Selecting Match Codes
Designing match criteria for a deduplication strategy requires an intimate understanding of the data, and to that end, STEP Data Profiles can be of great assistance. Data profiles show the extent to which relevant attributes are populated and highlight the most frequent and rare values and patterns. For more information, see the Data Profiling documentation here.
Prerequisites
Configure the Matching component model as defined in Configuring Matching Component Model topic here.
Data Profile Analysis
In the following example, a profile is generated from the 'External Products' node to find missing values for both OEM and OEM Part Number. This ability to highlight missing values should be accounted for in the deduplication strategy. Furthermore, as illustrated below, the profile shows that the OEM values include obvious duplicates like 'Craft Parts' / 'Craft parts' and 'Weller' / 'WELLER INC,' indicating that some form of normalization is required.
For OEM Part Number, there are more than one hundred distinct values, and thus, the data profile in workbench does not provide exact statistics with the default settings. In Web UI, the exact statistics could be found, but that is actually not necessary in this case. It is possible to see that both uppercase and lowercase letters are used, and that punctuation is used in some values and not in others. Again, this indicates that normalization will be required. Still, it is possible to see that both uppercase and lowercase letters are used, and that punctuation is used in some values and not in others.
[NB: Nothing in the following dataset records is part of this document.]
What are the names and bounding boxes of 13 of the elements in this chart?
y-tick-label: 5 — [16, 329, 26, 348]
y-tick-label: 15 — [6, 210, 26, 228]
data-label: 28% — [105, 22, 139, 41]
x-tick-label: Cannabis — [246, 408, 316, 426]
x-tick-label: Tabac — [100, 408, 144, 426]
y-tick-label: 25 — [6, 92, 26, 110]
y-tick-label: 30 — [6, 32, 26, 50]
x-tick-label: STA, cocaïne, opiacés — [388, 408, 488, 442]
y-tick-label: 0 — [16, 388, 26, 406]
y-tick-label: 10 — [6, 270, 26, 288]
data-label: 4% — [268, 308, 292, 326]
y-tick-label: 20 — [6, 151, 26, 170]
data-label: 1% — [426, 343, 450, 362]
Again, this indicates that normalization will be required.
Notice, that when looking at the frequent patterns info, there are no clear, distinct patterns in the values.
With two 'matching' attributes, it would be possible to generate two match codes per object, but for this case, this is likely not the best strategy because the number of different OEM values is quite low, especially if they are normalized. Further, comparing all items from the same OEM would result in too many comparisons.
As there is a significant spread in OEM Part Number values, generating match codes based solely on these values could work. Additionally, the OEM value should be used as a basis for matching since a specific OEM Part Number value pattern to an OEM cannot be assumed. For example, a match on OEM Part Number is not necessarily a true match as these values are reused. However, this approach would require that the matching algorithm logic inspect the OEMs later to determine if there was a match or not.
A possible solution is to normalize the values before generating the match codes, and generate composite match codes that include information from both attributes.